Aller au contenu

Page:Voltaire - Œuvres complètes Garnier tome1.djvu/276

La bibliothèque libre.
Le texte de cette page a été corrigé et est conforme au fac-similé.
202
VIE DE VOLTAIRE.

L’Angleterre fut son asile. Newton n’était plus[1], mais son esprit régnait sur ses compatriotes, qu’il avait instruits à ne reconnaître pour guides, dans l’étude de la nature, que l’expérience et le calcul. Locke, dont la mort était encore récente, avait donné le premier une théorie de l’âme humaine, fondée sur l’expérience, et montré la route qu’il faut suivre en métaphysique pour ne point s’égarer. La philosophie de Shaftesbury, commentée par Bolingbroke, embellie par les vers de Pope, avait fait naître en Angleterre un déisme qui annonçait une morale fondée sur des motifs faits pour émouvoir les âmes élevées, sans offenser la raison.

Cependant, en France, les meilleurs esprits cherchaient encore à substituer, dans nos écoles, les hypothèses de Descartes aux absurdités de la physique scolastique ; une thèse où l’on soutenait soit le système de Copernic, soit les tourbillons, était une victoire sur les préjugés. Les idées innées étaient devenues presque un article de foi aux yeux des dévots, qui d’abord les avaient prises pour une hérésie. Malebranche, qu’on croyait entendre, était le philosophe à la mode.
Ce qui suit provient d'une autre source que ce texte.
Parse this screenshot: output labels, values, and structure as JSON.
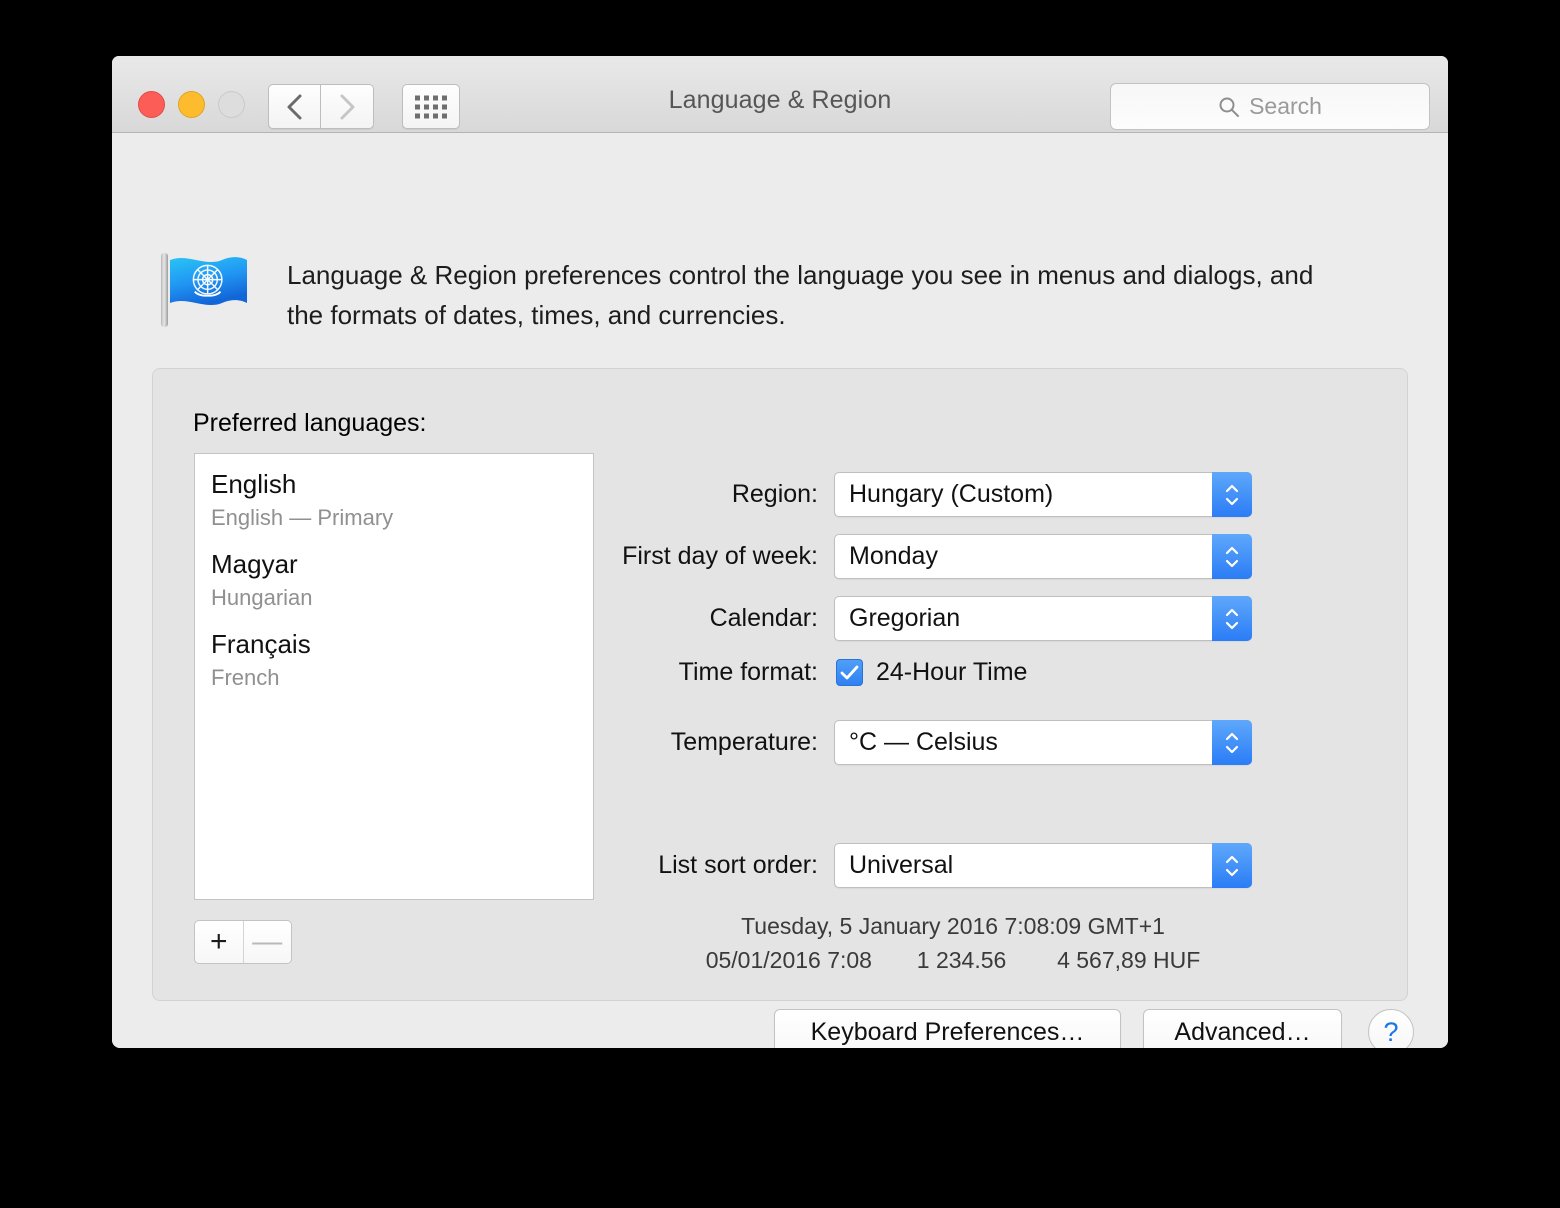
{
  "window": {
    "title": "Language & Region",
    "traffic_lights": {
      "close": "close-button",
      "minimize": "minimize-button",
      "zoom": "zoom-button"
    }
  },
  "toolbar": {
    "back_icon": "chevron-left-icon",
    "forward_icon": "chevron-right-icon",
    "show_all_icon": "grid-icon",
    "search": {
      "placeholder": "Search",
      "icon": "search-icon",
      "value": ""
    }
  },
  "intro": {
    "icon": "un-flag-icon",
    "text": "Language & Region preferences control the language you see in menus and dialogs, and the formats of dates, times, and currencies."
  },
  "preferred_languages": {
    "label": "Preferred languages:",
    "items": [
      {
        "name": "English",
        "sub": "English — Primary"
      },
      {
        "name": "Magyar",
        "sub": "Hungarian"
      },
      {
        "name": "Français",
        "sub": "French"
      }
    ],
    "add_label": "+",
    "remove_label": "—"
  },
  "settings": {
    "region": {
      "label": "Region:",
      "value": "Hungary (Custom)"
    },
    "first_day_of_week": {
      "label": "First day of week:",
      "value": "Monday"
    },
    "calendar": {
      "label": "Calendar:",
      "value": "Gregorian"
    },
    "time_format": {
      "label": "Time format:",
      "checkbox_label": "24-Hour Time",
      "checked": true
    },
    "temperature": {
      "label": "Temperature:",
      "value": "°C — Celsius"
    },
    "list_sort_order": {
      "label": "List sort order:",
      "value": "Universal"
    }
  },
  "preview": {
    "line1": "Tuesday, 5 January 2016 7:08:09 GMT+1",
    "date_short": "05/01/2016 7:08",
    "number": "1 234.56",
    "currency": "4 567,89 HUF"
  },
  "footer": {
    "keyboard_preferences": "Keyboard Preferences…",
    "advanced": "Advanced…",
    "help": "?"
  },
  "colors": {
    "accent_blue": "#2f80f2",
    "stepper_blue": "#2b7cf6",
    "help_blue": "#1a76e8",
    "close_red": "#fc5d57",
    "minimize_yellow": "#fdbc2e",
    "zoom_gray": "#dddddd",
    "window_bg": "#ececec",
    "groupbox_bg": "#e4e4e4"
  }
}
On passait pour un esprit fort, lorsqu’on se permettait de regarder l’existence de cinq propositions, dans le livre illisible de Jansénius, comme un fait indifférent au bonheur de l’espèce humaine, ou qu’on osait lire Bayle sans la permission d’un docteur en théologie.

Ce contraste devait exciter l’enthousiasme d’un homme qui, comme Voltaire, avait dès son enfance secoué tous les préjugés. L’exemple de l’Angleterre lui montrait que la vérité n’est pas faite pour rester un secret entre les mains de quelques philosophes, et d’un petit nombre de gens du monde instruits, ou plutôt endoctrinés par les philosophes, riant avec eux des erreurs dont le peuple est la victime, mais s’en rendant eux-mêmes les défenseurs lorsque leur état ou leur place leur y fait trouver un intérêt chimérique ou réel, et prêts à laisser proscrire ou même à persécuter leurs précepteurs, s’ils osent dire ce qu’eux-mêmes pensent en secret.
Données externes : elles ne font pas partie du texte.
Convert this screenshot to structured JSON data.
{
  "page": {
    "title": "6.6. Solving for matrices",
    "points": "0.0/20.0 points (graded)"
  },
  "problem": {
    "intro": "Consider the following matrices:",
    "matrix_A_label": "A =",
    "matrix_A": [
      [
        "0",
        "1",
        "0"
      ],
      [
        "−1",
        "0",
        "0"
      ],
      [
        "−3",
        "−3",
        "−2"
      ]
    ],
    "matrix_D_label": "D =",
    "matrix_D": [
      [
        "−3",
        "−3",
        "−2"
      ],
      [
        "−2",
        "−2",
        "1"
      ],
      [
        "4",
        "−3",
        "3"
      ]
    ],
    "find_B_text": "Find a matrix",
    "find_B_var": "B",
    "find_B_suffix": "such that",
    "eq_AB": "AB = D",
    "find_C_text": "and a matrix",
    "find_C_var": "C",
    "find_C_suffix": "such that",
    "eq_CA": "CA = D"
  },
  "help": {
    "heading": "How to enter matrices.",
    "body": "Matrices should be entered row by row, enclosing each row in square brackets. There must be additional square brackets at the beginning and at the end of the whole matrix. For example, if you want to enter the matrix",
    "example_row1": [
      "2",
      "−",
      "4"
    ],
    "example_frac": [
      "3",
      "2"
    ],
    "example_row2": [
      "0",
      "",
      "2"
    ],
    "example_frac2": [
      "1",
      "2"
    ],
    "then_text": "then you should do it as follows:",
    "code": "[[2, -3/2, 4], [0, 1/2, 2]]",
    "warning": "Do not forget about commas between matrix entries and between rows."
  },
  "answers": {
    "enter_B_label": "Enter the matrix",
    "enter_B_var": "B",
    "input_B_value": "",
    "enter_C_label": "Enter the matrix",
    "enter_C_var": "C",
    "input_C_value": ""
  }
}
Dès ce moment Voltaire se sentit appelé à détruire les préjugés de toute espèce dont son pays était l’esclave. Il sentit la possibilité d’y réussir par un mélange heureux d’audace et de souplesse, en sachant tantôt céder aux temps, tantôt en profiter, ou les faire naître ; en se servant tour à tour, avec adresse, du raisonnement, de la plaisanterie, du charme des vers, ou des effets du théâtre ; en rendant enfin la raison assez simple pour devenir populaire, assez aimable pour ne pas effrayer la frivolité, assez piquante pour être à la mode. Ce grand projet de se rendre, par les seules forces de son génie, le bienfaiteur de tout un peuple, en l’arrachant à ses erreurs, enflamma l’âme de Voltaire, échauffa son courage. Il jura d’y consacrer sa vie, et il a tenu parole.

La tragédie de Brutus[2] fut le premier fruit de son voyage en Angleterre.

  1. Newton n’est mort que le 20 mars 1727 ; Voltaire était alors en Angleterre depuis plus de dix mois.
  2. Cette tragédie ne fut jouée à Paris que le 11 décembre 1730 ; voyez tome II, page 301.